You see, Brandie and her family reside in Broward County, Florida. Unlike most of the state where a dog must commit two offenses before being deemed dangerous, Broward has a "one-strike, you're out" ordinance. The law states:

"A Dangerous Dog is a dog that has done the following:

  • A dog that when unprovoked approaches a person in a menacing fashion or with an attack attitude.
  • A dog that has killed or caused the death of a domestic animal in one incident, while off the owners or keepers property.
  • Has aggressively bitten, attacked, endangered, killed or inflicted severe injury on a human being on public or private property.
  • Has been used primarily or in part for the purpose of dog fighting"

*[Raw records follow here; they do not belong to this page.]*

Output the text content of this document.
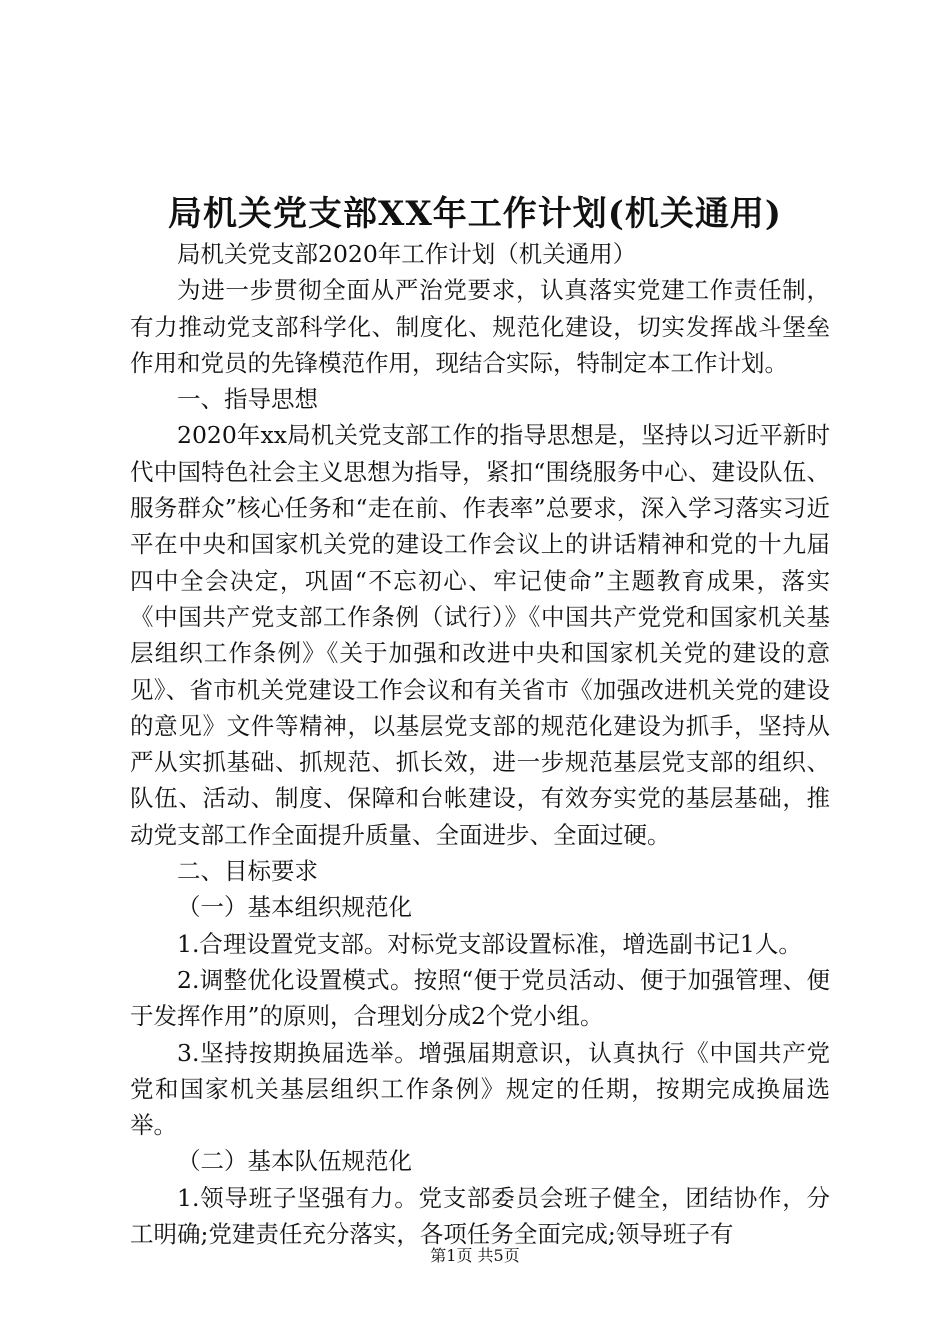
局机关党支部XX年工作计划(机关通用)

局机关党支部2020年工作计划（机关通用）

为进一步贯彻全面从严治党要求，认真落实党建工作责任制，有力推动党支部科学化、制度化、规范化建设，切实发挥战斗堡垒作用和党员的先锋模范作用，现结合实际，特制定本工作计划。

一、指导思想

2020年xx局机关党支部工作的指导思想是，坚持以习近平新时代中国特色社会主义思想为指导，紧扣“围绕服务中心、建设队伍、服务群众”核心任务和“走在前、作表率”总要求，深入学习落实习近平在中央和国家机关党的建设工作会议上的讲话精神和党的十九届四中全会决定，巩固“不忘初心、牢记使命”主题教育成果，落实《中国共产党支部工作条例（试行）》《中国共产党党和国家机关基层组织工作条例》《关于加强和改进中央和国家机关党的建设的意见》、省市机关党建设工作会议和有关省市《加强改进机关党的建设的意见》文件等精神，以基层党支部的规范化建设为抓手，坚持从严从实抓基础、抓规范、抓长效，进一步规范基层党支部的组织、队伍、活动、制度、保障和台帐建设，有效夯实党的基层基础，推动党支部工作全面提升质量、全面进步、全面过硬。

二、目标要求

（一）基本组织规范化

1.合理设置党支部。对标党支部设置标准，增选副书记1人。

2.调整优化设置模式。按照“便于党员活动、便于加强管理、便于发挥作用”的原则，合理划分成2个党小组。

3.坚持按期换届选举。增强届期意识，认真执行《中国共产党党和国家机关基层组织工作条例》规定的任期，按期完成换届选举。

（二）基本队伍规范化

1.领导班子坚强有力。党支部委员会班子健全，团结协作，分工明确;党建责任充分落实，各项任务全面完成;领导班子有

第1页 共5页
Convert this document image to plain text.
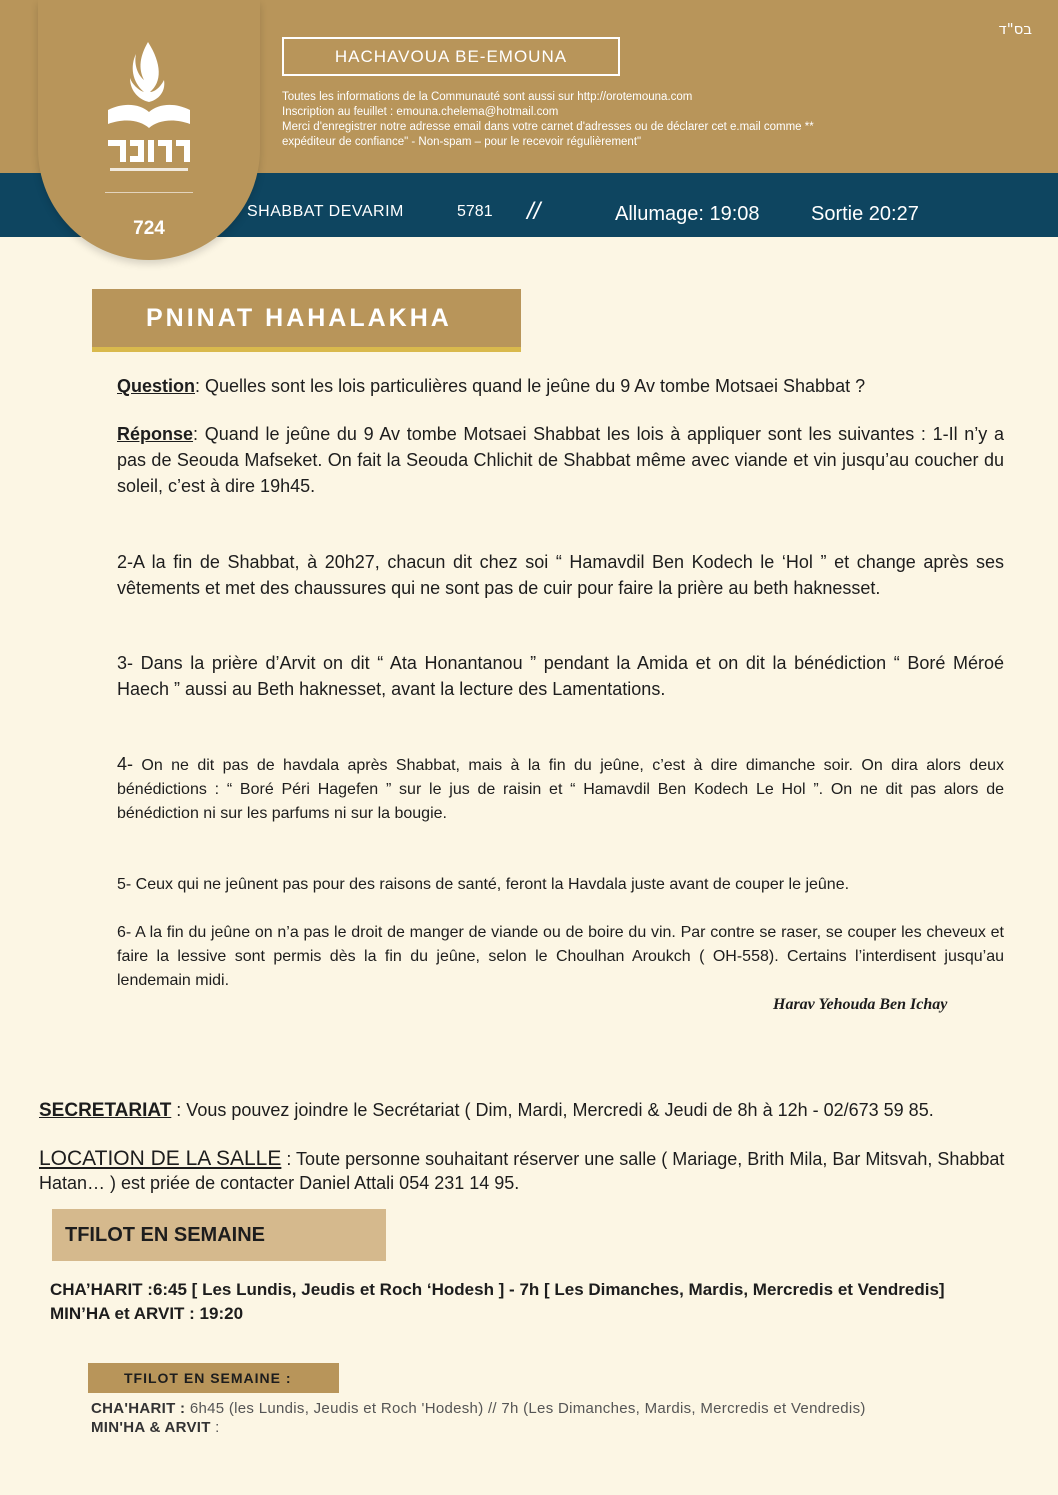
בס"ד
724
HACHAVOUA BE-EMOUNA
Toutes les informations de la Communauté sont aussi sur http://orotemouna.com
Inscription au feuillet : emouna.chelema@hotmail.com
Merci d'enregistrer notre adresse email dans votre carnet d'adresses ou de déclarer cet e.mail comme **
expéditeur de confiance" - Non-spam – pour le recevoir régulièrement"
SHABBAT DEVARIM	5781 //	Allumage: 19:08	Sortie 20:27
PNINAT HAHALAKHA
Question: Quelles sont les lois particulières quand le jeûne du 9 Av tombe Motsaei Shabbat ?
Réponse: Quand le jeûne du 9 Av tombe Motsaei Shabbat les lois à appliquer sont les suivantes : 1-Il n’y a pas de Seouda Mafseket. On fait la Seouda Chlichit de Shabbat même avec viande et vin jusqu’au coucher du soleil, c’est à dire 19h45.
2-A la fin de Shabbat, à 20h27, chacun dit chez soi “ Hamavdil Ben Kodech le ‘Hol ” et change après ses vêtements et met des chaussures qui ne sont pas de cuir pour faire la prière au beth haknesset.
3- Dans la prière d’Arvit on dit “ Ata Honantanou ” pendant la Amida et on dit la bénédiction “ Boré Méroé Haech ” aussi au Beth haknesset, avant la lecture des Lamentations.
4- On ne dit pas de havdala après Shabbat, mais à la fin du jeûne, c’est à dire dimanche soir. On dira alors deux bénédictions : “ Boré Péri Hagefen ” sur le jus de raisin et “ Hamavdil Ben Kodech Le Hol ”. On ne dit pas alors de bénédiction ni sur les parfums ni sur la bougie.
5- Ceux qui ne jeûnent pas pour des raisons de santé, feront la Havdala juste avant de couper le jeûne.
6- A la fin du jeûne on n’a pas le droit de manger de viande ou de boire du vin. Par contre se raser, se couper les cheveux et faire la lessive sont permis dès la fin du jeûne, selon le Choulhan Aroukch ( OH-558). Certains l’interdisent jusqu’au lendemain midi.
Harav Yehouda Ben Ichay
SECRETARIAT : Vous pouvez joindre le Secrétariat ( Dim, Mardi, Mercredi & Jeudi de 8h à 12h - 02/673 59 85.
LOCATION DE LA SALLE : Toute personne souhaitant réserver une salle ( Mariage, Brith Mila, Bar Mitsvah, Shabbat Hatan… ) est priée de contacter Daniel Attali 054 231 14 95.
TFILOT EN SEMAINE
CHA’HARIT :6:45 [ Les Lundis, Jeudis et Roch ‘Hodesh ] - 7h [ Les Dimanches, Mardis, Mercredis et Vendredis]
MIN’HA et ARVIT : 19:20
TFILOT EN SEMAINE :
CHA'HARIT : 6h45 (les Lundis, Jeudis et Roch 'Hodesh) // 7h (Les Dimanches, Mardis, Mercredis et Vendredis)
MIN'HA & ARVIT :
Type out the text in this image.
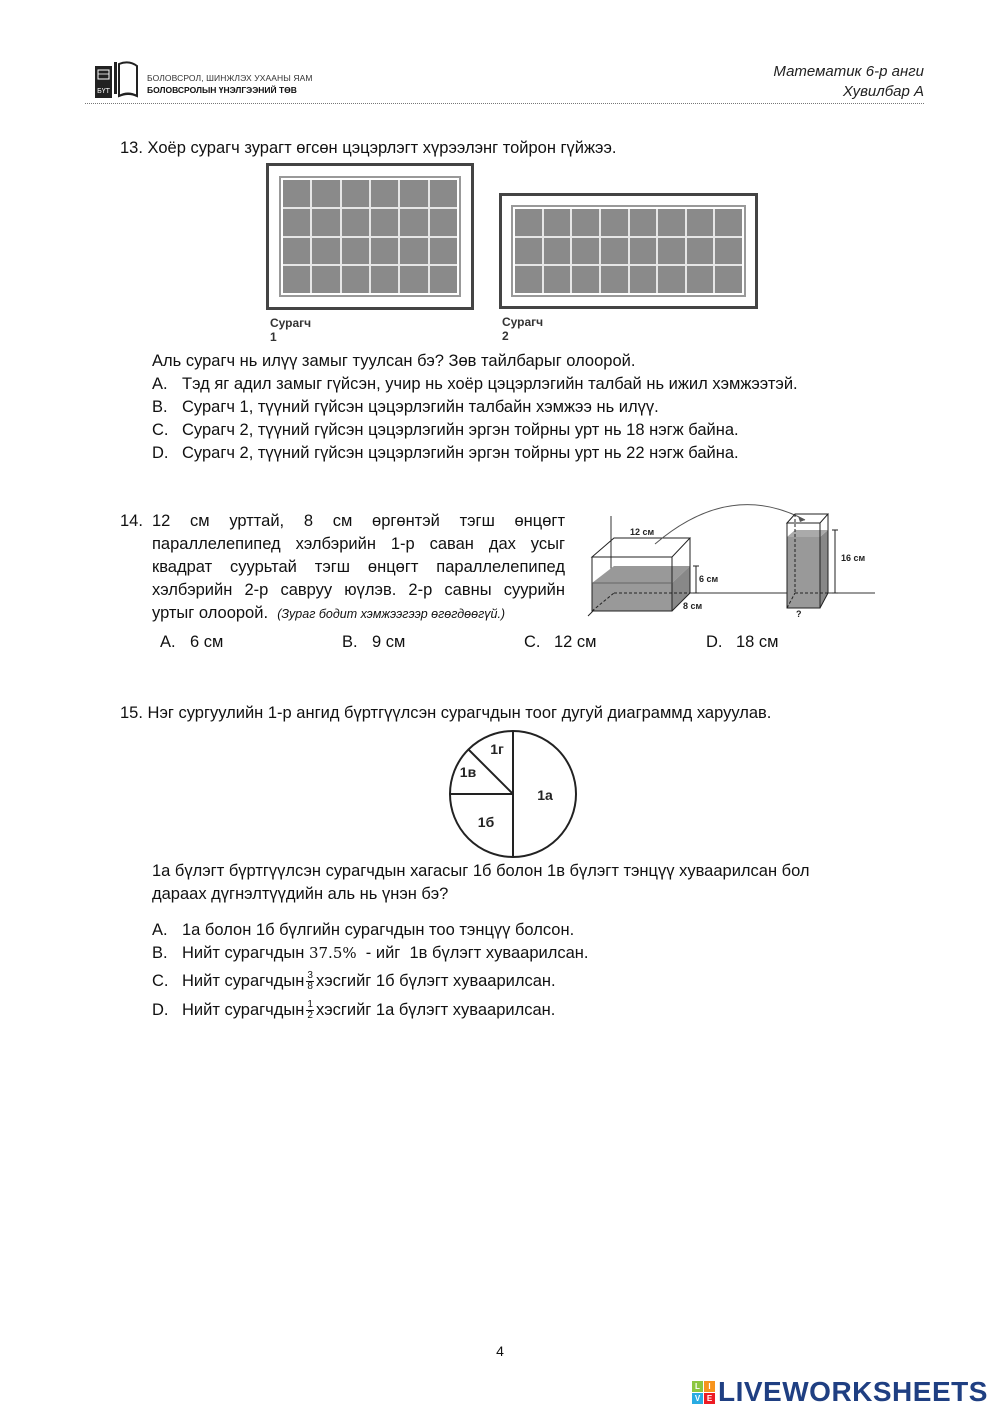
БҮТ
БОЛОВСРОЛ, ШИНЖЛЭХ УХААНЫ ЯАМ
БОЛОВСРОЛЫН ҮНЭЛГЭЭНИЙ ТӨВ
Математик 6-р анги
Хувилбар А
13. Хоёр сурагч зурагт өгсөн цэцэрлэгт хүрээлэнг тойрон гүйжээ.
Сурагч 1
Сурагч 2
Аль сурагч нь илүү замыг туулсан бэ? Зөв тайлбарыг олоорой.
A. Тэд яг адил замыг гүйсэн, учир нь хоёр цэцэрлэгийн талбай нь ижил хэмжээтэй.
B. Сурагч 1, түүний гүйсэн цэцэрлэгийн талбайн хэмжээ нь илүү.
C. Сурагч 2, түүний гүйсэн цэцэрлэгийн эргэн тойрны урт нь 18 нэгж байна.
D. Сурагч 2, түүний гүйсэн цэцэрлэгийн эргэн тойрны урт нь 22 нэгж байна.
14. 12 см урттай, 8 см өргөнтэй тэгш өнцөгт
параллелепипед хэлбэрийн 1-р саван дах усыг
квадрат суурьтай тэгш өнцөгт параллелепипед
хэлбэрийн 2-р савруу юүлэв. 2-р савны суурийн
уртыг олоорой. (Зураг бодит хэмжээгээр өгөгдөөгүй.)
12 см
6 см
8 см
16 см
?
A. 6 см	B. 9 см	C. 12 см	D. 18 см
15. Нэг сургуулийн 1-р ангид бүртгүүлсэн сурагчдын тоог дугуй диаграммд харуулав.
1а
1б
1в
1г
1а бүлэгт бүртгүүлсэн сурагчдын хагасыг 1б болон 1в бүлэгт тэнцүү хуваарилсан бол
дараах дүгнэлтүүдийн аль нь үнэн бэ?
A. 1а болон 1б бүлгийн сурагчдын тоо тэнцүү болсон.
B. Нийт сурагчдын 37.5%  - ийг  1в бүлэгт хуваарилсан.
C. Нийт сурагчдын $\frac{3}{8}$ хэсгийг 1б бүлэгт хуваарилсан.
D. Нийт сурагчдын $\frac{1}{2}$ хэсгийг 1а бүлэгт хуваарилсан.
4
L	I
V E LIVEWORKSHEETS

 Since the incident happened while Brandie was being walked, it falls into the second category. And when a dog in Broward County is labeled a "Dangerous Dog", she must by put down.

Brandie's owners and Jack's owners dispute exactly what happened.

Susie Salemeh, Jack's owner, says that Brandie lunged into the yard and killed Jack. Roshelle Singer, who was walking Brandie, counters that they never entered Salemeh's yard and that Jack attacked Brandie, who reacted in self defense.

Both owners are, very obviously, heartbroken. "We loved this little dog. He was a family member," Salemeh was quoted as saying in a May 13, 2010 article on

Lon Lipsky, Brandie's owner, is likewise horrified at the prospect of his own beloved pet being put to death. He has started a campaign to have her removed from "death row" and to have the Broward County ordinance changed. Brandie now has a petition on, a Facebook page and a Twitter page.

A recent court hearing officially sentenced Brandie to death, although her owners say they plan to appeal the decision. The dog's plight has received an outpouring of support from the canine community and Siberian husky fanciers in particular.

Those who know Siberian huskies will testify that they are, by nature, non-aggressive - especially towards humans. In fact, most guides for Siberian owners warn that, despite their vaguely wolf-like appearance, it would be a mistake to employ them as a guard dog. With their friendly nature they would greet a burgler as a newfound friend! These guides also warn of the Siberian's strong prey drive. Meaning that small animals such as rabbits, squirrels and even cats in some cases may look like potential meals. But this prey drive doesn't make them dangerous dogs.

One has to wonder what would happen if a dog killed somebody's pet hamster in Broward County. Would this qualify as a dog killing a "domestic animal"? Would that dog's owners be forced to put him down too?

And who is to decide what constitutes a dog "approaching another person in a menacing fashion"? Does this mean that if you are walking your dog and she excitedly pulls towards someone, your dog could be deemed dangerous?

The debate continues. And while it does so, Brandie the husky sits in the canine version of death row, unaware of her potential fate. Unaware that she, a notoriously friendly breed of dog, has been placed in the same category of a dog that has "aggressively bitten, attacked, endangered, killed or inflicted severe injury on a human being."